Music News

Not bitter, just righteous

01/11/02

MARTY HUGHLEY

It's easy to imagine that Graham Parker has had a frustrating career.

There's the fact the fabulous critical acclaim of such early albums as "Howlin' Wind" and "Squeezing Out Sparks" never translated into any commercial breakthrough. Instead Parker became a music-biz vagabond, bouncing among a half-dozen major labels before settling on the independent Razor & Tie in the mid-1990s and trying various bands and production approaches along the way.

Then there's the fact he's hardly been shy about expressing himself on the subject, most notoriously in "Mercury Poisoning," a hard-hitting kiss-off to his first label ("Their promotion's so lame/they could never ever take it to the real ballgame"), but also in later tunes such as the sardonic "Success" (note how he overemphasizes the first syllable). As he put it on a song from 1996, "I don't appeal to the masses, and they don't appeal to me."
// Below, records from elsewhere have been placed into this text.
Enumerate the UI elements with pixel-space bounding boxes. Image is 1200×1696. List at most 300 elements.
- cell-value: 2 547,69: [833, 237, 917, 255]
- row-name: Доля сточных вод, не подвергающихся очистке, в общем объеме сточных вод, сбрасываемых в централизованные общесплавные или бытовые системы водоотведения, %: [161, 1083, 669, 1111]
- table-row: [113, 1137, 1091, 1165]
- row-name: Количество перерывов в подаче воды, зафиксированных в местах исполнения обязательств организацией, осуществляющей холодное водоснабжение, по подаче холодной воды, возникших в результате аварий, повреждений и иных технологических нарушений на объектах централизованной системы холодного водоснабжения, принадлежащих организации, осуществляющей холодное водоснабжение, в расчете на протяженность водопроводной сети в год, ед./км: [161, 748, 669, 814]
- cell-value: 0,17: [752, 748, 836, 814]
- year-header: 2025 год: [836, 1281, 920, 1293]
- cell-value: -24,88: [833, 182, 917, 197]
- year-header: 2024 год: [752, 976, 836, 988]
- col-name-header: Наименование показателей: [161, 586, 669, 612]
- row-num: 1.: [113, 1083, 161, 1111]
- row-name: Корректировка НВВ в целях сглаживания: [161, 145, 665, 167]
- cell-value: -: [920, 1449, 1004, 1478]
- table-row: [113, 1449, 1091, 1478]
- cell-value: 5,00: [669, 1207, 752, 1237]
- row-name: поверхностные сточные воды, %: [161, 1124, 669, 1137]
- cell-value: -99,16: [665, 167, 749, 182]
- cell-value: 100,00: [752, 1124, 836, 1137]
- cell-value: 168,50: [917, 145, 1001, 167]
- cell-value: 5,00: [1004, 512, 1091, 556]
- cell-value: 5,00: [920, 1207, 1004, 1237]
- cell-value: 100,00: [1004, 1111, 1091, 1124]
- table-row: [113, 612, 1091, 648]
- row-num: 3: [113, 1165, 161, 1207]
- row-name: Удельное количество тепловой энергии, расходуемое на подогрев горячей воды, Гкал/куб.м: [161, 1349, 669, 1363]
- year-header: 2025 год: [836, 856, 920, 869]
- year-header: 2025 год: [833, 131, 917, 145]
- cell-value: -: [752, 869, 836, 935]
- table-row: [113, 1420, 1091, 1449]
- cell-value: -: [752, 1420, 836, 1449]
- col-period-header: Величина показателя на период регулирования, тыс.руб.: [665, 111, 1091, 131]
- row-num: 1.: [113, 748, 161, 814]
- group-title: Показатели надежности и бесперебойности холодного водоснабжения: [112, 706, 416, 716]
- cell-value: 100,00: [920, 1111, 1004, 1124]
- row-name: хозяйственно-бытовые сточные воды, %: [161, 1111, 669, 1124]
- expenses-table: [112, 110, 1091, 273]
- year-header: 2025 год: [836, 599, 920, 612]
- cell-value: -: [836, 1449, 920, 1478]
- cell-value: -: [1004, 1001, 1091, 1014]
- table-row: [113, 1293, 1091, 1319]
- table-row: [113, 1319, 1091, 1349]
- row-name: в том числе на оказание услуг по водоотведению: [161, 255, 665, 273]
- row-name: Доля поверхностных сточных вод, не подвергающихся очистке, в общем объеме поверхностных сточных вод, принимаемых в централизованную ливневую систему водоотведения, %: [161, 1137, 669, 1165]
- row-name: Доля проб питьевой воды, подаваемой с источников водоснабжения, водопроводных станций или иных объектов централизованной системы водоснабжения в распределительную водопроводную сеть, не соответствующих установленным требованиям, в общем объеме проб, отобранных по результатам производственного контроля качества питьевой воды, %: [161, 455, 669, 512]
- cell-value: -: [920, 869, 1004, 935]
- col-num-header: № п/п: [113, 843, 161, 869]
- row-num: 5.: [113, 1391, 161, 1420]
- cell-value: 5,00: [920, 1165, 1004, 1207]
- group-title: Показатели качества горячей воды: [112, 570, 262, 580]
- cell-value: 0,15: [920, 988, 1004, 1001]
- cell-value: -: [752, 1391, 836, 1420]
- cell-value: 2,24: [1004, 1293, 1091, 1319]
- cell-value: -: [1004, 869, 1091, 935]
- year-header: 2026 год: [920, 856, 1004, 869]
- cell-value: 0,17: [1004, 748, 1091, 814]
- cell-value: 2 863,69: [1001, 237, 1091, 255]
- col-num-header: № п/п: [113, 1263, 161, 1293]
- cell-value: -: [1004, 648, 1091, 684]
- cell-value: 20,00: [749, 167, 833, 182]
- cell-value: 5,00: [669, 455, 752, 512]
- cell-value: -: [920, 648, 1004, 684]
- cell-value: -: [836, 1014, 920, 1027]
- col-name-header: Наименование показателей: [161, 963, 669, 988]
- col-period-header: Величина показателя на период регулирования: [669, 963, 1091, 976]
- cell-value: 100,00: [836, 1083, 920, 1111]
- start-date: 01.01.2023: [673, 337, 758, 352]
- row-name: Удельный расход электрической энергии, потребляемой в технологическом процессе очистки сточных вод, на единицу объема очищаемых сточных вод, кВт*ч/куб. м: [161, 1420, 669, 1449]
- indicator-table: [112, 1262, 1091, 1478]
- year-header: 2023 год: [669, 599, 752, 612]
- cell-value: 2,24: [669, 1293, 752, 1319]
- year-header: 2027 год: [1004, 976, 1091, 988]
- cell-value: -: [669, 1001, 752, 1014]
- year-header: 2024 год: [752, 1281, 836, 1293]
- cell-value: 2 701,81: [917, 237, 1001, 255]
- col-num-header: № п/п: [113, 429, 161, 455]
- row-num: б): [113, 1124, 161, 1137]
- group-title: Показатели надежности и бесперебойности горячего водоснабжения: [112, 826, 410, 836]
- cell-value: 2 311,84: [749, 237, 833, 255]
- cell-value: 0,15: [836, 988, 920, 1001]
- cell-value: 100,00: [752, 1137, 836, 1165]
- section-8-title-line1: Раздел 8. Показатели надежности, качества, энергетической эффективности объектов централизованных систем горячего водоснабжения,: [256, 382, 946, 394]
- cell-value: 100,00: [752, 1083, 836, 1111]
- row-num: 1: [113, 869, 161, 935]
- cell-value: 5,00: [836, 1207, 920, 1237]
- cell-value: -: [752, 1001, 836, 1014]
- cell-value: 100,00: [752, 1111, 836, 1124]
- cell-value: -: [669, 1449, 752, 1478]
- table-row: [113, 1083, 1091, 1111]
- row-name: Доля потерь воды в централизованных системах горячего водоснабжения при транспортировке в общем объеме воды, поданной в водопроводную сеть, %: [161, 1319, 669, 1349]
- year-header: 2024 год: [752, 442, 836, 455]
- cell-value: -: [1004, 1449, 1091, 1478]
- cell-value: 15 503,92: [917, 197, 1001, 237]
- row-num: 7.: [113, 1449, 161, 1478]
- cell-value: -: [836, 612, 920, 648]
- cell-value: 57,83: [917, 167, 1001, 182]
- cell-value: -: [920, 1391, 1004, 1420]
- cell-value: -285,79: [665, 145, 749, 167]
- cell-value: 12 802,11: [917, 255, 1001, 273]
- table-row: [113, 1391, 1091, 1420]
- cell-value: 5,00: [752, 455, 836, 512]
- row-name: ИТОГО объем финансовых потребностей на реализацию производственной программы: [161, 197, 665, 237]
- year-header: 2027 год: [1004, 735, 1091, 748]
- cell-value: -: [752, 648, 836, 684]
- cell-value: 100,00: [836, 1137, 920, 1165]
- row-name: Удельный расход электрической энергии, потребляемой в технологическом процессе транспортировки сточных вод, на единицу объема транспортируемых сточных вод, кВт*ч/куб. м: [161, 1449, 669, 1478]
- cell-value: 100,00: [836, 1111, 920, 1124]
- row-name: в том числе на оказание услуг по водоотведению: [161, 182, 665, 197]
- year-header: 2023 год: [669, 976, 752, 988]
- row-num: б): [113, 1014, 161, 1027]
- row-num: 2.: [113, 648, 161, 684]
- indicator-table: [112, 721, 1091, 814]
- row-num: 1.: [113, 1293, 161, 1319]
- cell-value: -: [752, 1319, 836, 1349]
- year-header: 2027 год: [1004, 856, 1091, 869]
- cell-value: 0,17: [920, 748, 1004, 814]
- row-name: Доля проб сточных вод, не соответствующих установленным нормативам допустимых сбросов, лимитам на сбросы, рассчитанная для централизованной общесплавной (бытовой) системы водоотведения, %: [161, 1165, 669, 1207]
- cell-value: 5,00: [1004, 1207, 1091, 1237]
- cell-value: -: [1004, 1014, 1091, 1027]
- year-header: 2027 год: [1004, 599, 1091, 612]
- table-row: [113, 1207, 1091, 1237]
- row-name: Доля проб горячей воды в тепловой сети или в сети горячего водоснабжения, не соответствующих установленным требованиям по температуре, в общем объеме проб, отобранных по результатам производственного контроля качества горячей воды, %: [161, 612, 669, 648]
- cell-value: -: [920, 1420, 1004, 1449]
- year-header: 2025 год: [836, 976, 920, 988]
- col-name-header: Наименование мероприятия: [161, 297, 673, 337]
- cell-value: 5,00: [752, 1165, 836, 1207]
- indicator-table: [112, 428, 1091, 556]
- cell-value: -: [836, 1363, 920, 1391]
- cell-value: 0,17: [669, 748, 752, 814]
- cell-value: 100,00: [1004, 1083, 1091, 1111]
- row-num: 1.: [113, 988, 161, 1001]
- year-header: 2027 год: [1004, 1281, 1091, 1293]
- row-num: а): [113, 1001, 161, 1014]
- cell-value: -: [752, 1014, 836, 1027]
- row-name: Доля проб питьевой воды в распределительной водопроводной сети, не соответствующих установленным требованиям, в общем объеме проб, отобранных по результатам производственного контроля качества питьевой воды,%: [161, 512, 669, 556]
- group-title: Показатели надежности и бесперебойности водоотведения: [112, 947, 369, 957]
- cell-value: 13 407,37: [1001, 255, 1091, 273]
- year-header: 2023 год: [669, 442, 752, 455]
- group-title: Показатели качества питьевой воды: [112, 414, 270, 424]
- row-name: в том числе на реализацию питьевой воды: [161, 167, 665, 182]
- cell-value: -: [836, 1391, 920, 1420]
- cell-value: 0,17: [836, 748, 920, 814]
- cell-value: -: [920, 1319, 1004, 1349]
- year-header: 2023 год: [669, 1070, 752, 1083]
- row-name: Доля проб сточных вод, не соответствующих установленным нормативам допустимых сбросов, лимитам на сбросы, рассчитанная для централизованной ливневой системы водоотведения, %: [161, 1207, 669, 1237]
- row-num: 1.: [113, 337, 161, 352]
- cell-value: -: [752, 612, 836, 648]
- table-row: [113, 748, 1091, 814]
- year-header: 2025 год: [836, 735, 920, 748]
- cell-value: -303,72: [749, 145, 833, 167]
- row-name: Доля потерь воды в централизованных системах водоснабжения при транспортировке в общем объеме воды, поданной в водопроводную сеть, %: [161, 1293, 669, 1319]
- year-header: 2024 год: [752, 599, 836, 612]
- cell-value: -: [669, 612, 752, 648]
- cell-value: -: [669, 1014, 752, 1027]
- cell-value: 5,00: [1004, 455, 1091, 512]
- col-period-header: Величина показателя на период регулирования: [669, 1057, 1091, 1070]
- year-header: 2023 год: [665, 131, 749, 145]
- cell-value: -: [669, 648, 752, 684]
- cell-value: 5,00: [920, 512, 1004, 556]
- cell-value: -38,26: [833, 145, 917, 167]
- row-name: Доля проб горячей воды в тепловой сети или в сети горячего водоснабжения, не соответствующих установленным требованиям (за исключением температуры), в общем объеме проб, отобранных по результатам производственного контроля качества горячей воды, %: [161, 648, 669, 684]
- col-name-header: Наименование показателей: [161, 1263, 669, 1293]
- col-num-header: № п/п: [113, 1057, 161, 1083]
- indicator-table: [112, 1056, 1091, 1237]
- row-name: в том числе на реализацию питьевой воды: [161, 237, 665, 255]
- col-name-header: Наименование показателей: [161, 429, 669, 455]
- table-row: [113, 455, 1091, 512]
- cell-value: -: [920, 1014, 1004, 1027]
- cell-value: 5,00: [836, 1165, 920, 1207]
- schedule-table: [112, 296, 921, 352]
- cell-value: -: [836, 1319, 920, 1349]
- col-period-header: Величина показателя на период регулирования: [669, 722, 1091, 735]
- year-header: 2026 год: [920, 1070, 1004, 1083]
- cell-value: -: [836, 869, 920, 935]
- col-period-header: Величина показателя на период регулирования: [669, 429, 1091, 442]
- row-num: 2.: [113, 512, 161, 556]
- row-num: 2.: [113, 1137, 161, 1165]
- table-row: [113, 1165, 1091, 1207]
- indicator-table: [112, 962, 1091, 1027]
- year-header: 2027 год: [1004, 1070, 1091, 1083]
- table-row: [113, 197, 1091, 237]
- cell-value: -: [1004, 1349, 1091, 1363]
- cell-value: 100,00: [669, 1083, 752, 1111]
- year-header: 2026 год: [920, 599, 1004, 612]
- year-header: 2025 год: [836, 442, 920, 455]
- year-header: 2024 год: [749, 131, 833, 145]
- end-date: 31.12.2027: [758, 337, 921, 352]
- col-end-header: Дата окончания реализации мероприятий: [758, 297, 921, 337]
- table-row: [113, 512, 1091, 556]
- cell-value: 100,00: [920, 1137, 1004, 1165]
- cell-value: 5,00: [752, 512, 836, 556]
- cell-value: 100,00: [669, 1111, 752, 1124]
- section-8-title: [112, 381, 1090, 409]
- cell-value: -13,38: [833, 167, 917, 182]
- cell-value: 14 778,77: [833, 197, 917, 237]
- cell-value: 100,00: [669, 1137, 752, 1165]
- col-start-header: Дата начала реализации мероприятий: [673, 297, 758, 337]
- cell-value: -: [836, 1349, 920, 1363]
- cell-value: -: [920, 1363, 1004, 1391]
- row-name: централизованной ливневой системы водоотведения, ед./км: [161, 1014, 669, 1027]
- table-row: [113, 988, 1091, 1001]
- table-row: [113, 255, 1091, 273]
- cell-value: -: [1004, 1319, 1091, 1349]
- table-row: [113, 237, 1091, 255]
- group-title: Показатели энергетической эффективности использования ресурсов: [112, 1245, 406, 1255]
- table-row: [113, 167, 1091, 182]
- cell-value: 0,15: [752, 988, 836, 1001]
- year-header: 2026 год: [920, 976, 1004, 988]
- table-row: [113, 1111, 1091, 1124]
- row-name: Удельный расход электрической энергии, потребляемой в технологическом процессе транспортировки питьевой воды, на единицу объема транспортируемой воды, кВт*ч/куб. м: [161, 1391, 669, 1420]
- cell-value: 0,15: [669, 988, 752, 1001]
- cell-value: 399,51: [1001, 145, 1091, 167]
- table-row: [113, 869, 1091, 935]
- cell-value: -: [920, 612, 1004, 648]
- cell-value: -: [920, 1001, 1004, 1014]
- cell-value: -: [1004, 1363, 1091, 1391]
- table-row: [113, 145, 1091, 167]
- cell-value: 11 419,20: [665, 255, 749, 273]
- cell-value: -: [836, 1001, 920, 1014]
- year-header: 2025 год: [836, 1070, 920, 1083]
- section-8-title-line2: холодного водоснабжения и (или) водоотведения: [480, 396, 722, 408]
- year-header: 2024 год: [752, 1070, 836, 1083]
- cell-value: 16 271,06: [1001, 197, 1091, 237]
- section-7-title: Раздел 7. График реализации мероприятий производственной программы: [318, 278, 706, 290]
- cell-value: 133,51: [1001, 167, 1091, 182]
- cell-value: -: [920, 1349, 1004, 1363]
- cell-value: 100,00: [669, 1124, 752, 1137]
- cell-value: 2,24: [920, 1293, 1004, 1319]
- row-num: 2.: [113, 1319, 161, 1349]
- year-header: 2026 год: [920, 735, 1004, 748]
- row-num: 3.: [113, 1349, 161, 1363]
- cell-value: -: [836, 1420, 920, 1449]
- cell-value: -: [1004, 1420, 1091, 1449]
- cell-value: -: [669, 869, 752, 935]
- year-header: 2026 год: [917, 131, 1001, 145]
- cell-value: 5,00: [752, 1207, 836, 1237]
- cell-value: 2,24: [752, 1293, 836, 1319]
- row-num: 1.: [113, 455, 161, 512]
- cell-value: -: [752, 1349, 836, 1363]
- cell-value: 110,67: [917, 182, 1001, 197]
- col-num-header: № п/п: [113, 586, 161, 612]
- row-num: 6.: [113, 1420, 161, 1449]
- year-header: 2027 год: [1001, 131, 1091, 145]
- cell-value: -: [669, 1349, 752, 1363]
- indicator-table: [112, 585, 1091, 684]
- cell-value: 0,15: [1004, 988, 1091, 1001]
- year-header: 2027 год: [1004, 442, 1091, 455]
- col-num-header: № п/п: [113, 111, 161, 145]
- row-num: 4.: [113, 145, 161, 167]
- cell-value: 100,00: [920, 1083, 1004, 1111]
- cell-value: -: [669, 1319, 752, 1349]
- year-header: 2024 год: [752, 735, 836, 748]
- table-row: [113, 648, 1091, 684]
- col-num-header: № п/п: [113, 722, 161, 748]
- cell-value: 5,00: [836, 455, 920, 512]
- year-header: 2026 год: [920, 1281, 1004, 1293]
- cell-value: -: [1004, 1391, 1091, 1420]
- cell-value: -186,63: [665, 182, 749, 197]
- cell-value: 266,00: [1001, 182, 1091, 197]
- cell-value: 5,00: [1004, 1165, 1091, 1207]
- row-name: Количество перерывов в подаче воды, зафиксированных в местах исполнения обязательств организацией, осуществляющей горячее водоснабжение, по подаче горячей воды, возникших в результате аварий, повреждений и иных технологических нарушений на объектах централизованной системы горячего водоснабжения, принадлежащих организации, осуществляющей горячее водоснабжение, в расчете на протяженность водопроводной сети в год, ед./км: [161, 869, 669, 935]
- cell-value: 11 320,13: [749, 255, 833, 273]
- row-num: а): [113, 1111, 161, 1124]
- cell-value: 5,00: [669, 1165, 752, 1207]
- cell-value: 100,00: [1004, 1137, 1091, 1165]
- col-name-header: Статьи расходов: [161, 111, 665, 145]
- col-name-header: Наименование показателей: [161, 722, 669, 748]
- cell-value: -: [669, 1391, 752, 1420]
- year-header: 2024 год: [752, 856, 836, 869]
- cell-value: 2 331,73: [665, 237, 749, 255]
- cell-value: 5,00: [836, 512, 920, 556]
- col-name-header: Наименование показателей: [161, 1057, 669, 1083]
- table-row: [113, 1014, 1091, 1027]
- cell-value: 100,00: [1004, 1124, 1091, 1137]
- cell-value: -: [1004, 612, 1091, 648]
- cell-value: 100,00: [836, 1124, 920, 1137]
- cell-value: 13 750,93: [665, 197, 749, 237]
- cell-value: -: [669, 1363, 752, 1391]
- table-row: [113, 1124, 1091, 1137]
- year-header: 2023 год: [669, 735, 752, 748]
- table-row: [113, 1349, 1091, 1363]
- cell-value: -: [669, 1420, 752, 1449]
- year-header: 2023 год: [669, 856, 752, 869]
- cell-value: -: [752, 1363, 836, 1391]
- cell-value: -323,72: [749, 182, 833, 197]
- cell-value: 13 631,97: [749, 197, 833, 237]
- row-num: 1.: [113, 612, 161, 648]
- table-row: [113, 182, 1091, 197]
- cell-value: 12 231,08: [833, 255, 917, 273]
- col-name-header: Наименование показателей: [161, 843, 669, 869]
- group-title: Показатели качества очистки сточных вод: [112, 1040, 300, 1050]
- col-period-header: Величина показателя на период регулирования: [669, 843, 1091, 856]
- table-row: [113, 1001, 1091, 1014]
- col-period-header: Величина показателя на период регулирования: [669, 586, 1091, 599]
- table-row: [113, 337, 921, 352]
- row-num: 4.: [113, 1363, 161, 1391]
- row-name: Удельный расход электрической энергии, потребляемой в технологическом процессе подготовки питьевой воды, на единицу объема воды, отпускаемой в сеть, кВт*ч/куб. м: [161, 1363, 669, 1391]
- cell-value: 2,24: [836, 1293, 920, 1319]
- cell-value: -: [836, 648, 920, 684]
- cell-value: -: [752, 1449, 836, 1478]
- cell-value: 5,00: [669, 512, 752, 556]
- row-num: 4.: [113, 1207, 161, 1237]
But lest you think he's merely a bitter man with a guitar, notice the air of defiance and perseverance in that same song: "I can't stand it any longer, I can't suffer any more fools/I'm gonna keep on sharpening axes till I've got the sharpest tools."

And so he has. Parker has kept at his craft, continuing to grind away at such recurring themes as political hypocrisy, social absurdity and myriad frustrations of daily life. He's always had one of rock's greatest voices, yet over the past decade he has learned to use it more artfully without blunting its serrated edge. And in a Boston combo called the Figgs he's even found another band to suggest the kind of fire of his original unit, the Rumour.

Expect all these things to come together Monday night, when Parker plays the Aladdin Theater.

Whether Parker gets the recognition he deserves as one of the most trenchant and soulful singer-songwriters of the past 25 years, he's not about to change his ways, even though he did take a brief detour into short-story writing with "Carp Fishing on Valium" (St. Martin's Press, $22.95, 256 pages) published in 2000.

But the not-uncommon accusation that Parker is in fact bitter about his musical life -- or, more relevant, that his music has become bitter -- seems to stem from a misunderstanding about him. Parker earned his reputation as an angry young man, a pub-rock singer whose pointed social commentary and sharp musical instincts presaged the more meaningful aspects of the late-'70s new wave. But the old saw about scratching a cynic and finding a romantic underneath fits for Parker. He might view the world around him as craziness and chaos, but that just makes him value love's redemptive power like a survivalist loves his well-stocked bomb shelter.

He can still bite and snarl when he wants to, as the muscular snap of his latest album, "Deepcut to Nowhere," proves. But more so than perhaps any notable rock songwriter aside from John Hiatt, Parker has embraced not just maturity but domesticity in his work. As he announced in a tune called "A Brand New Book" more than a decade ago: "The words came out/Not twist and shout/'Cause that's not what a grown man writes about."

So what does he write about now? Well, he still skewers all manner of pomposity ("High Horse") and the cudgels of authority ("Syphilis & Religion"). Yet few others also could get such charming effect out of parenting's minor trials as Parker does in "Tough on Clothes" or pinpoint his own suburban foibles as directly as he does in "Socks 'n' Sandals."

It's enough to make you think that, somewhere amid the rock-'n'-roll road and the comforts of home, Graham Parker has found the dedicated artist and family man doesn't have time for too much frustration.